Tüm bu konularda hala ciddi sıkıntılar içinde kıvranan bir ülkeyi aynı kriterlerle değerlendirmenin, tartışmanın yapıcı bir zeminde sürmesini engellediğini dile getiren Erdoğan, "Üstelik güya demokraside ve özellikle de insan haklarında en ileride gözüken kimi ülkelerin en küçük bir kriz durumunda nasıl süratle despotlaşabildiklerini açık ve net görüyoruz." dedi. Recep Tayyip Erdoğan, iyi yönetim tartışmalarını idealler ve imkanlar çerçevesinde yürütülmesinin önemine işaret ederek, "Türkiye, devlet geleneğinde zaten var olan tecrübeler ışığında bu bakımdan en az sorun, sıkıntı yaşayan ülkelerden biridir. Tüm aksaklıklarına rağmen neredeyse 70 yıllık çok partili demokrasi tecrübemiz var. Anayasamızın 40. maddesi başta olmak üzere bu konuda pek çok emredici düzenlemeye sahibiz. Hukuk külliyatımızda da devlet-vatandaş ilişkilerinde bireyi önceleyen oldukça hacimli bir içtihat birikimi var." diye konuştu.Avrupa Birliği ve diğer uluslararası kuruluşlarla ilişkilerde üstendikleri yükümlülüklerle de bu çerçevede önemli kazanımlar elde ettiklerini anlatan Erdoğan, sözlerini şöyle sürdürdü:
"Daha da önemlisi, uygulamadaki sorunların çözümü konusunda da her türlü iradeyi samimiyetle ortaya koyan ve mesafe kat eden bir yönetim şu anda iş başında bulunuyor. Bu hususların üzerinde, demokrasi, hukuk devleti, insan hakları ve iyi yönetim ilkeleri doğrultusunda samimi gayret gösteren ülkelere haksızlık yapılmaması gerektiğini belirtmek için duruyorum. Mesela Avrupa İyi Yönetim Yasası, birliğin kuruluşundan neredeyse yarım asır sonra 2001 yılında çıkartılmıştır. iyi yönetim konusunda samimi çaba gösteren ülkeleri, güçlerini aşan dayatmalar yerine işlerini kolaylaştıracak formüllerle desteklemenin, herkes için çok daha doğru olacağına inanıyoruz."

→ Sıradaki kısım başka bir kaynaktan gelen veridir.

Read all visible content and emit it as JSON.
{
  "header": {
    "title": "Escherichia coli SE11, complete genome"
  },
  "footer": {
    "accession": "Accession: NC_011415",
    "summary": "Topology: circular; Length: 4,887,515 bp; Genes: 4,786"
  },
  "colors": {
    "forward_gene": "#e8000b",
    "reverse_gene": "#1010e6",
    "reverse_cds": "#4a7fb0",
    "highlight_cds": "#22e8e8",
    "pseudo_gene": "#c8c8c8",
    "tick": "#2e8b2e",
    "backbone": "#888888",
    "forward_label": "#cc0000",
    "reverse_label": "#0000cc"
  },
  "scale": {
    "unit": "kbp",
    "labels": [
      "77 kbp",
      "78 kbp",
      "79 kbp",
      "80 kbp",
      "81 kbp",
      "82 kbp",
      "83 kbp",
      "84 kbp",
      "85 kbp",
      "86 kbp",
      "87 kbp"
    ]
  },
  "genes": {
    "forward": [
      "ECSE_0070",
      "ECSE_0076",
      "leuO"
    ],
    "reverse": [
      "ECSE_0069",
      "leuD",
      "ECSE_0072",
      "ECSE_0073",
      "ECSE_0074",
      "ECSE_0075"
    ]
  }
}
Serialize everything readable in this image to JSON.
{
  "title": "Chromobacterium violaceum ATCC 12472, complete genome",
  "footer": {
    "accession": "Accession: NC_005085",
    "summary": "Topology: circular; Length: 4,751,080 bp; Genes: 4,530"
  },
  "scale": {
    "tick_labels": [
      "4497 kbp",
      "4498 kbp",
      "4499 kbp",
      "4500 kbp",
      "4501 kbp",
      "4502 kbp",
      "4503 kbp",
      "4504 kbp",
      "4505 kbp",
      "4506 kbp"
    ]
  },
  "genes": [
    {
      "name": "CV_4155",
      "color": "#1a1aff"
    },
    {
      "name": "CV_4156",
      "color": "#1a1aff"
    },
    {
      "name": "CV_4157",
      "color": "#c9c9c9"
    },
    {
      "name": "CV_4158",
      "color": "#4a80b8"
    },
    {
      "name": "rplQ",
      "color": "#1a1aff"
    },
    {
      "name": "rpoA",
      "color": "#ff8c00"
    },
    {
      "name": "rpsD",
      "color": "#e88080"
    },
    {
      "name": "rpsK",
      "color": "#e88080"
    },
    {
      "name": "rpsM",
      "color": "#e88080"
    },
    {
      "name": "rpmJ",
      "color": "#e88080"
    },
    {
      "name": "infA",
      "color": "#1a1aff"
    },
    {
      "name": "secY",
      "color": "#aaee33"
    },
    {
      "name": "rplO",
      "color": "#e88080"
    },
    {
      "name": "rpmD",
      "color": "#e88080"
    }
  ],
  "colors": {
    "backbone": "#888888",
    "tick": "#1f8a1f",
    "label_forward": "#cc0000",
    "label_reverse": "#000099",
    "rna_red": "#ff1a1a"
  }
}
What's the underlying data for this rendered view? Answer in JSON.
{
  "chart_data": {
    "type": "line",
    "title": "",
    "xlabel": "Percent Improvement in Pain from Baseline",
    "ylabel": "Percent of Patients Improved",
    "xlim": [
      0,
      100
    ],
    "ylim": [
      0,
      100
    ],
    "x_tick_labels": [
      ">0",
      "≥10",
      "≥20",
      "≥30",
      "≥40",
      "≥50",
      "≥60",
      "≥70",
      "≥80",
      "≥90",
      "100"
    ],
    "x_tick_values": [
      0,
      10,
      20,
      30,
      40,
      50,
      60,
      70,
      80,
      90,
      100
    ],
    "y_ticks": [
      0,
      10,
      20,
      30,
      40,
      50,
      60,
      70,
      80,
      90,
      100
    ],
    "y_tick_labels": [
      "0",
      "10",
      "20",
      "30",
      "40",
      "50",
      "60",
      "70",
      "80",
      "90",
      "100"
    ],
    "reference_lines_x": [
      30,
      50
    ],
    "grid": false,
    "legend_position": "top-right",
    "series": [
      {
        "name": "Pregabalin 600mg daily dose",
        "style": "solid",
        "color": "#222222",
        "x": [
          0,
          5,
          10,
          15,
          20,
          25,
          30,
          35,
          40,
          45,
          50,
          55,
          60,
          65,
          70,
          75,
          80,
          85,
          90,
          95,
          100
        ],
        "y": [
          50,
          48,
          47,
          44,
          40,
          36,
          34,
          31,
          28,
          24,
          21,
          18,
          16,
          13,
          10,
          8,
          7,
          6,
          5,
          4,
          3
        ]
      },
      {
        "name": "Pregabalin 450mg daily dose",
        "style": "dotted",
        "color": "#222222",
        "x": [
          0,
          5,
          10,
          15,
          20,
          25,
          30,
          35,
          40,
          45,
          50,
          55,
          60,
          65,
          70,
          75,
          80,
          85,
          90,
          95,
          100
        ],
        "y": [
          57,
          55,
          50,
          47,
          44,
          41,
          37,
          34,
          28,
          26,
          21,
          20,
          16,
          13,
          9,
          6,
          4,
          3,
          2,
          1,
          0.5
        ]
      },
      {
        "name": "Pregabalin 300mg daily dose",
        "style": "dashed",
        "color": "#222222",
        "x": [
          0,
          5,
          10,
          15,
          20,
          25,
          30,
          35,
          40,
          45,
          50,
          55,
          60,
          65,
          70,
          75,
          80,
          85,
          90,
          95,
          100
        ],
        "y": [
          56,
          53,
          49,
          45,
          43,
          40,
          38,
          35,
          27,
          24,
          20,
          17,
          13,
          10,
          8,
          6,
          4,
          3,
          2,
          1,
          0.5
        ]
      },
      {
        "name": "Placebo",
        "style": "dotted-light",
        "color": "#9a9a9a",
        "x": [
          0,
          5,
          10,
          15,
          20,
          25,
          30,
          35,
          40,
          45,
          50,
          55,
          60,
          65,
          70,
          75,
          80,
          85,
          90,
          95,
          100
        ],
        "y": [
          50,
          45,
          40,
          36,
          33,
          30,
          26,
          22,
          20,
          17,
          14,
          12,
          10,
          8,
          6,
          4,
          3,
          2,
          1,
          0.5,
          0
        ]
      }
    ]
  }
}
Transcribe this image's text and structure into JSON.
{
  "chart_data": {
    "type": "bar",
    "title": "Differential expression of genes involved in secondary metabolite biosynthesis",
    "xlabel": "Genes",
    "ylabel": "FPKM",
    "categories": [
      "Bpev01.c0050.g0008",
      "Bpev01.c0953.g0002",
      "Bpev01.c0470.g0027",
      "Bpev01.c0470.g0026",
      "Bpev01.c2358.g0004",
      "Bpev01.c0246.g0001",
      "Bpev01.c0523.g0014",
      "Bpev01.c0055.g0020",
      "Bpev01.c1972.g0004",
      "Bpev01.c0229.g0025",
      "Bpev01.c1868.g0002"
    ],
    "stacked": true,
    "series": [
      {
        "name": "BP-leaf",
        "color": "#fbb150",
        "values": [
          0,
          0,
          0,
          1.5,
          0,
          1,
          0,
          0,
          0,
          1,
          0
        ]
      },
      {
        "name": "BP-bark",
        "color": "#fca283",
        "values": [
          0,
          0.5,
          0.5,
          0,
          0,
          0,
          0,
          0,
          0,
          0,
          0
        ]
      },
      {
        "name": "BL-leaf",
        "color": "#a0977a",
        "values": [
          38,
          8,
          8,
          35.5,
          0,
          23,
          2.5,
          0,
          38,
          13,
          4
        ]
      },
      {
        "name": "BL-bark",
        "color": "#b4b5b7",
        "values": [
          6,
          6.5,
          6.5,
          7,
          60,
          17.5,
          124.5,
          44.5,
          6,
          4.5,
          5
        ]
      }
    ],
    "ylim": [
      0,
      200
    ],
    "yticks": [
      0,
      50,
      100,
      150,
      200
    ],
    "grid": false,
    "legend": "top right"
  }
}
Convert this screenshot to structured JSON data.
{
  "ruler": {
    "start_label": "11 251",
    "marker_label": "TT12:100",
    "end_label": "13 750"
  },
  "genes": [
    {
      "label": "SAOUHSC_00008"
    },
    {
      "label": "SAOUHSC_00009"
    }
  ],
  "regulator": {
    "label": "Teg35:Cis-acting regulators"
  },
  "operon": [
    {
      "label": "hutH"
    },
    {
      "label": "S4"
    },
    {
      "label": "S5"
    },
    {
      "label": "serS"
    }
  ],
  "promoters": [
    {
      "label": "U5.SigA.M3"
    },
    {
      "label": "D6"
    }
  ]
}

Devletlere sınırlarının genişliği veya çok parası olmasının "büyük" sıfatı kazandırmayacağını dile getiren Erdoğan, "Sadece sınırları geniş veya parası çok, bu tür devlet 'büyük' sıfatını hak edemez. Büyük devlet fert fert, yönetimi altındaki tüm insanların güvenliğini, huzurunu, mutluluğunu sağlayabilen devlettir. İyi yönetim ilkeleri dediğimiz başlıkların her biri de işte bu amaca yöneliktir. Şayet bireylerin güvenliğine, huzuruna, mutluluğuna yönelik tehditler bizzat devletten geliyorsa işte orada büyük sıkıntı var demektir. Dünyanın pek çok yerinde yaşanan iç savaşların, kargaşaların, kaosların, insani krizlerin çoğunun gerisinde bu çarpıklık vardır. Türkiye bölgesinde süren insani krizlerin faturasını hem terör saldırılarında hem de büyük sığınmacı akınlarına maruz kalarak ödeyen bir ülkedir." diye konuştu. Türkiye'nin 4 milyon mülteciye ev sahipliği yaptığını, Avrupa Birliği'nin Türk Kızılay ve AFAD gibi STK'lar aracılığıyla şu ana kadar 3 milyar avro destek verdiğini aktaran Erdoğan, "Biz şu ana kadar 40 milyar doları aşkın mültecilere destek verdik. Hala da vermeye devam ediyoruz." dedi.